Fragment of Phantasy

「花映塚」で触れやすいトピックと言えば一番に挙げられるのは「地獄」だろう。
洋の東西を問わず存在するこの概念について、
あくまで東方的文脈で掘り進んでみよう。

「悪いことをすると地獄に落ちる」などの常套句は今ではあまり使われなくなってしまったかもしれませんが、かつては道徳教育の重要ワードでした。ここでは、日本人がイメージする「地獄」がいかに形成されていったのかを仏教の歴史から見ていくことにします。

地獄の誕生

人が死ぬと生前の行いによって裁かれ、善人は「極楽浄土(天国)」へ、罪を犯した者は「地獄」に送られ罪深さに応じた恐ろしい責め苦を受けることになるという考え方は「仏教」のものだと思われがちですが、必ずしもそうとは言いにくいところがあります。そもそも仏教誕生の地であるインドでは、死んだら死後の世界という考え方が一般的ではありませんでした。天界や地下世界の概念は古くからありましたが、天界は神々の住む世界、地下は悪魔(アスラ)、鬼(ヤクシャ)や竜(ナーガ)らの住む世界とされていました。仏教が誕生する前のごく初期のころは、そこに人間が来ることも考えられてはいませんでした。

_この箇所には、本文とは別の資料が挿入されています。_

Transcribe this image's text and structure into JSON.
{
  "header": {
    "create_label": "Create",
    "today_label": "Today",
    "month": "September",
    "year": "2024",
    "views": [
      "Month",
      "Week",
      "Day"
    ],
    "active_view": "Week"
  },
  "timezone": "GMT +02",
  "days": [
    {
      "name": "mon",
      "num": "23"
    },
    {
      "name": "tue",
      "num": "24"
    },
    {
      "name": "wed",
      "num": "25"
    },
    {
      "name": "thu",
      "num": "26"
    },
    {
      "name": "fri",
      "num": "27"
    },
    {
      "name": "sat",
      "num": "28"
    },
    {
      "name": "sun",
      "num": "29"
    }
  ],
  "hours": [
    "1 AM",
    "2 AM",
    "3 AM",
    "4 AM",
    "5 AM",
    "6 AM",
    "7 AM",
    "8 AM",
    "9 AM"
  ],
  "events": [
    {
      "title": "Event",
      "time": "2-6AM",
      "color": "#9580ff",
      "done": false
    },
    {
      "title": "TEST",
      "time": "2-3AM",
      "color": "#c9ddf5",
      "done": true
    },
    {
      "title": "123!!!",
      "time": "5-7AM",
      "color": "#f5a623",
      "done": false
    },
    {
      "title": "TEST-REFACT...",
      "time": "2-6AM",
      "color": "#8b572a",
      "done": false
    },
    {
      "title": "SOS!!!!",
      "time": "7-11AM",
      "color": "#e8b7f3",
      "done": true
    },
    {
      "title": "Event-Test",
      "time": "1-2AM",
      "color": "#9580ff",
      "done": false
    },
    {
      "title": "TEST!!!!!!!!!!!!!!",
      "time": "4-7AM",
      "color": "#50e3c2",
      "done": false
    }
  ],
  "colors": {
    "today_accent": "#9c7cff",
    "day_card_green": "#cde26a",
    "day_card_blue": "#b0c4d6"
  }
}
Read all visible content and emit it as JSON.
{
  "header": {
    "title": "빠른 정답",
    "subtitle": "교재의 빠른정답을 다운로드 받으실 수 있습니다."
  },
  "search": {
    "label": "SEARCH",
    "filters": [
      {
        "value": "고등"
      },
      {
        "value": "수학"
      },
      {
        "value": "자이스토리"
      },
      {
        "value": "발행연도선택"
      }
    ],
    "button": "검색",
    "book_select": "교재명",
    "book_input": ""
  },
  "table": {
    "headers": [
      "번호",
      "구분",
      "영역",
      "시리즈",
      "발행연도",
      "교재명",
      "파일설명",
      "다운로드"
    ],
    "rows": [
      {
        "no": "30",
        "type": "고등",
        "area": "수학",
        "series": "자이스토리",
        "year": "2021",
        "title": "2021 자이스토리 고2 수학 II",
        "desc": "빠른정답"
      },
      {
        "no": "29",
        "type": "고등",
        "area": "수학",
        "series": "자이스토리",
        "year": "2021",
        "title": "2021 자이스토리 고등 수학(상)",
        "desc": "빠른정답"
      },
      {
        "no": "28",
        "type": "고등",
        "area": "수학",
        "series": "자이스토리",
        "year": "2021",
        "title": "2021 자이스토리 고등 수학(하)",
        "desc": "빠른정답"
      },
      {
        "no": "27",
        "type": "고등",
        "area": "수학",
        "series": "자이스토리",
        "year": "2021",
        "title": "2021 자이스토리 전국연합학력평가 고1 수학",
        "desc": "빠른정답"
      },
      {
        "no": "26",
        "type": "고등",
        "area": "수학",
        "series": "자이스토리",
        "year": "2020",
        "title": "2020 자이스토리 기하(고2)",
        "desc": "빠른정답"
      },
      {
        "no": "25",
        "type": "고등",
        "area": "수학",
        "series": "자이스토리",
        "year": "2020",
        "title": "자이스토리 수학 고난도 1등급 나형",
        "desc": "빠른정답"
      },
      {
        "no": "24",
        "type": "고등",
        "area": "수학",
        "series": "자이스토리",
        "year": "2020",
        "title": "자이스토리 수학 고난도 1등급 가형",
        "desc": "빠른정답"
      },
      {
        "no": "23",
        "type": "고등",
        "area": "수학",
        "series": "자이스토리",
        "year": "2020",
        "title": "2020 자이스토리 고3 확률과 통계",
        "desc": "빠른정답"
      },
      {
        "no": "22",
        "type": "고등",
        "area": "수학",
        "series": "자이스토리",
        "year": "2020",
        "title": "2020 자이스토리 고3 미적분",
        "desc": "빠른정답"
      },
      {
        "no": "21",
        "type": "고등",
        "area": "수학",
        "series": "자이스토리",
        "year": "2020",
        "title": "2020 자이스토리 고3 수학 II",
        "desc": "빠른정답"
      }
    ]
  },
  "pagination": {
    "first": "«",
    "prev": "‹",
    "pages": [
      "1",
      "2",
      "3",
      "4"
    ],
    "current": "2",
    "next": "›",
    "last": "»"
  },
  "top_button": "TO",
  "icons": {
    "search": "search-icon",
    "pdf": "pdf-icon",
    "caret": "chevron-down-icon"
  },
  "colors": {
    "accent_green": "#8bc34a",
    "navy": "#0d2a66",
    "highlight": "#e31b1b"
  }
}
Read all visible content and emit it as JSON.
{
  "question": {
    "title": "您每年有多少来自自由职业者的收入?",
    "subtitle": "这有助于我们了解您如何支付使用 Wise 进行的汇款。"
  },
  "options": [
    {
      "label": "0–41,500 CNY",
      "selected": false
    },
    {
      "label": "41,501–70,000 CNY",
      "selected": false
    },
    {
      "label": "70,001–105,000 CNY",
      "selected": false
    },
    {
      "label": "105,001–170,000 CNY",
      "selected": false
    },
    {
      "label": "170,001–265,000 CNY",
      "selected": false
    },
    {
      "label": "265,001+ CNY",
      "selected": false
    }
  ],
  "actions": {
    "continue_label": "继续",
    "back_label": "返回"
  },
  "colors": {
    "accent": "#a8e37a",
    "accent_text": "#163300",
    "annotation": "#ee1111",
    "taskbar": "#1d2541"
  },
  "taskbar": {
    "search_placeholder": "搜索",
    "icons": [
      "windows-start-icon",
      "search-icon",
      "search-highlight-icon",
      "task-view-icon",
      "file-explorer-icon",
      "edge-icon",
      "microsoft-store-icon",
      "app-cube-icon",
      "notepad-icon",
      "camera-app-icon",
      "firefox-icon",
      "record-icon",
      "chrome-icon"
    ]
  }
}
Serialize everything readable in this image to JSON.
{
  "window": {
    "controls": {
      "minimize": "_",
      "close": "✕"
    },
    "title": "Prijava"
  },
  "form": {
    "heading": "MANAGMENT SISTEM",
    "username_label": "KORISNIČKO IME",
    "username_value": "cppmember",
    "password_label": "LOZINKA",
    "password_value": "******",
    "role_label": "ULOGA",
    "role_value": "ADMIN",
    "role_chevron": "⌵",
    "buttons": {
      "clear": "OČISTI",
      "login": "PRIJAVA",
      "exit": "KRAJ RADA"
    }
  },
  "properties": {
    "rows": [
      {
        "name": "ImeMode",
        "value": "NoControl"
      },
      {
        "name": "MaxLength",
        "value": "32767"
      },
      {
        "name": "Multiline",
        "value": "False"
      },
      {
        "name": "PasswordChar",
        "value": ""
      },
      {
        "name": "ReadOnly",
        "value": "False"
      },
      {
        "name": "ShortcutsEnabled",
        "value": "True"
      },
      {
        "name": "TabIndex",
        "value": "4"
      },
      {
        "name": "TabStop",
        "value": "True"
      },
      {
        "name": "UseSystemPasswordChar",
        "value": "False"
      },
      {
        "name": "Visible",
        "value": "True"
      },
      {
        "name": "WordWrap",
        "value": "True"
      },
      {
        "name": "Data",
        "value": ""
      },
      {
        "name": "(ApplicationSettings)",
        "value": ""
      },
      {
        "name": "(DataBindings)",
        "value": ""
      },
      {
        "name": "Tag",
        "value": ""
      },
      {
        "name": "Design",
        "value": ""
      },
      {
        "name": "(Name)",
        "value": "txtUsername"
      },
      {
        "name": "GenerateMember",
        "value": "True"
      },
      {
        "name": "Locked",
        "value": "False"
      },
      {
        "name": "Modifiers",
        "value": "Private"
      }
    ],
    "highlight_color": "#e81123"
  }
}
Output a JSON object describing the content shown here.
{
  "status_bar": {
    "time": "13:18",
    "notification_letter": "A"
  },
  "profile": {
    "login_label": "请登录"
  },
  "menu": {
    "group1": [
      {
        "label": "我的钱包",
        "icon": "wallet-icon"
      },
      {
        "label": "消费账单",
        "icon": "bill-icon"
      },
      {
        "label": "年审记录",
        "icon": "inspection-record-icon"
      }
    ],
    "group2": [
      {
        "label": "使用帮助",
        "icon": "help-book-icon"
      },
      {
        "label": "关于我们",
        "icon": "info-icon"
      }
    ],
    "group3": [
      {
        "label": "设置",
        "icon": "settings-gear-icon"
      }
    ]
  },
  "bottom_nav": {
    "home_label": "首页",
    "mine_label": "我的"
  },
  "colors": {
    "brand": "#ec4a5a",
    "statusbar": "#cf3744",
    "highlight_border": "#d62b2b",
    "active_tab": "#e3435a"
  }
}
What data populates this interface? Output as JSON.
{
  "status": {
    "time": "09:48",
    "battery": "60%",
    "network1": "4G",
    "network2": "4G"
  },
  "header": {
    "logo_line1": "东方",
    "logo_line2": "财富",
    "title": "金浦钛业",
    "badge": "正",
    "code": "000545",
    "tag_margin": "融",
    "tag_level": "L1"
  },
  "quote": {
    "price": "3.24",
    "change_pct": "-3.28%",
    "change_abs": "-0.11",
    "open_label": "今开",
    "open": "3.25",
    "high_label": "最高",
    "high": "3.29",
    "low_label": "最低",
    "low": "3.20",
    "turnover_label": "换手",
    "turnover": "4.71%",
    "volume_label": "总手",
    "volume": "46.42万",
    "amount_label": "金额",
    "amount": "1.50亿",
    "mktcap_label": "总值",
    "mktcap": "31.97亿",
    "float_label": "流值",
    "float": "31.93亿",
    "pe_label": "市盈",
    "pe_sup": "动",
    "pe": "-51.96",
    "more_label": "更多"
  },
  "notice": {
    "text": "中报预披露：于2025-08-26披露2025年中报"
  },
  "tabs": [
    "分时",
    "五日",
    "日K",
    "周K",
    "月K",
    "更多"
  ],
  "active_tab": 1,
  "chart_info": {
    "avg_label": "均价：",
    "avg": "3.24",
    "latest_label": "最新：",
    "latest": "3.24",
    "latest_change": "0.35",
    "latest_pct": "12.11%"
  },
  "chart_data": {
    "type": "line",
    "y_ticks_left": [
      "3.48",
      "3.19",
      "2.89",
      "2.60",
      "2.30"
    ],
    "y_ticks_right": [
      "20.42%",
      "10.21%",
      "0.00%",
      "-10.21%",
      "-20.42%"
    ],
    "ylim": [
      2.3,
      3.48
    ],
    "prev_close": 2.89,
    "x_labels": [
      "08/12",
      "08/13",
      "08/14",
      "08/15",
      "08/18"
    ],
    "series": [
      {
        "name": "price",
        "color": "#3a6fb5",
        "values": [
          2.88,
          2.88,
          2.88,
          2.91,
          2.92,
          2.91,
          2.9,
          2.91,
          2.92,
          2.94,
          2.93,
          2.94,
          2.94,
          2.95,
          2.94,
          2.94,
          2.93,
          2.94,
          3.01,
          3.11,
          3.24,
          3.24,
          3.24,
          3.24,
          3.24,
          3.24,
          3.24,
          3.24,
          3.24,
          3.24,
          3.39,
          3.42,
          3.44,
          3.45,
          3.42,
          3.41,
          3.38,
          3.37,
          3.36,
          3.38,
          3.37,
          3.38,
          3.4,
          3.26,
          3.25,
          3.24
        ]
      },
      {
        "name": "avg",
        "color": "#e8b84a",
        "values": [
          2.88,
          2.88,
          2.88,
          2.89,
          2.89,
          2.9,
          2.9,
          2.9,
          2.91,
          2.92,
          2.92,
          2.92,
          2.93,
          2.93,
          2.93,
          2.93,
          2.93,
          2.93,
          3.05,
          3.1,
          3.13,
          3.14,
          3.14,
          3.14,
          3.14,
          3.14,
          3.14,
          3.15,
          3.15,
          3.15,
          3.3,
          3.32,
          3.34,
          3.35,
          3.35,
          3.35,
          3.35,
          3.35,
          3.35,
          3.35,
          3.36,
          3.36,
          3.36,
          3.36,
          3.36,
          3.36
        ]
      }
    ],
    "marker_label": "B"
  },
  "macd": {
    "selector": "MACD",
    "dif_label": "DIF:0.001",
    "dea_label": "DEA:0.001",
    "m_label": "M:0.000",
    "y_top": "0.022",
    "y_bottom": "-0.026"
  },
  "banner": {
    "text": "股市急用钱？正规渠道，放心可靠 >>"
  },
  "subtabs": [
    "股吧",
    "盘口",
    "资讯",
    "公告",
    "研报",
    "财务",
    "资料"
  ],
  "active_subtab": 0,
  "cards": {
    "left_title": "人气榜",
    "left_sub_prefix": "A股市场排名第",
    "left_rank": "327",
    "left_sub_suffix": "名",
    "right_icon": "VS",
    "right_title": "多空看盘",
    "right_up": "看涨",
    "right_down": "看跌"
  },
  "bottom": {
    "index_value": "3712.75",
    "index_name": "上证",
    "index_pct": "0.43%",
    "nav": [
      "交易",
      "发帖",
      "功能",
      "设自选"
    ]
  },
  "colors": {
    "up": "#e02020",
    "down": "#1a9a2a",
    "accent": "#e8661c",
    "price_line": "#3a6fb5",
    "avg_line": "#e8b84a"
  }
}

初期の仏教もそうですが、インドの死生観は基本的には「輪廻転生」を重視していて、人は死ぬと生前の行いによって転生します。必ずしもまた人間に転生できるとは限らず、悪行を行っていれば動物になってしまうかもしれません。逆に善行を積んだり、修行を行うことで神あるいはそれに近い存在となり天界の楽園で暮らすことができるようになります。こうした考え方は、インドで古くから広く信仰されているヒンドゥー教が、その前身であるバラモン教と呼ばれていた頃からあったものですが、チベットに近いインド北部でゴータマ・シッダールタ(釈迦)が仏教を起こした頃には、民衆が本当に天界に行くことができるのか、行けなかった者はどうなるのかといった意識が強くなります。そこで登場するのが、四季映姫・ヤマザナドゥの官職名にもなっている「ヤマ」、いわゆる「閻魔様」です。

最初の人間にして最初の死者

ヤマは後に仏教に取り込まれて「閻魔」となるわけですが、インドでは非常に古くから伝わる存在です。神話的には最初の人間ということになっていて、太陽神の子とされています。双子の妹であるヤミーは恋人でもあり、ふたりの子供から人類が増えていったとされます。最初の人間ということは、神と違って永遠の命を持たず、死ぬ運命にあったということでもあり、ヤマは最初の死者となりました。ヤマが後の人類に遺した最大の功績は、人が死んだときどうなるか、という道筋をつくったことです。神々の世界である天界へ行き、そこで神々とともに暮らすこと。後の天国あるいは浄土と呼ばれる楽園に似た場所です。初めての例とはいえ、そこに行くことができたヤマがそのための資格を持つ者であったことは間違いありません。天国へと至る道はできましたが、到達するためには厳しい条件をクリアしなければなりません。それを達成することが、仏教やヒンドゥー教を信ずる者にとって最大の目的なのです。実のところは、キリスト教やイスラム教だって同じと言えます。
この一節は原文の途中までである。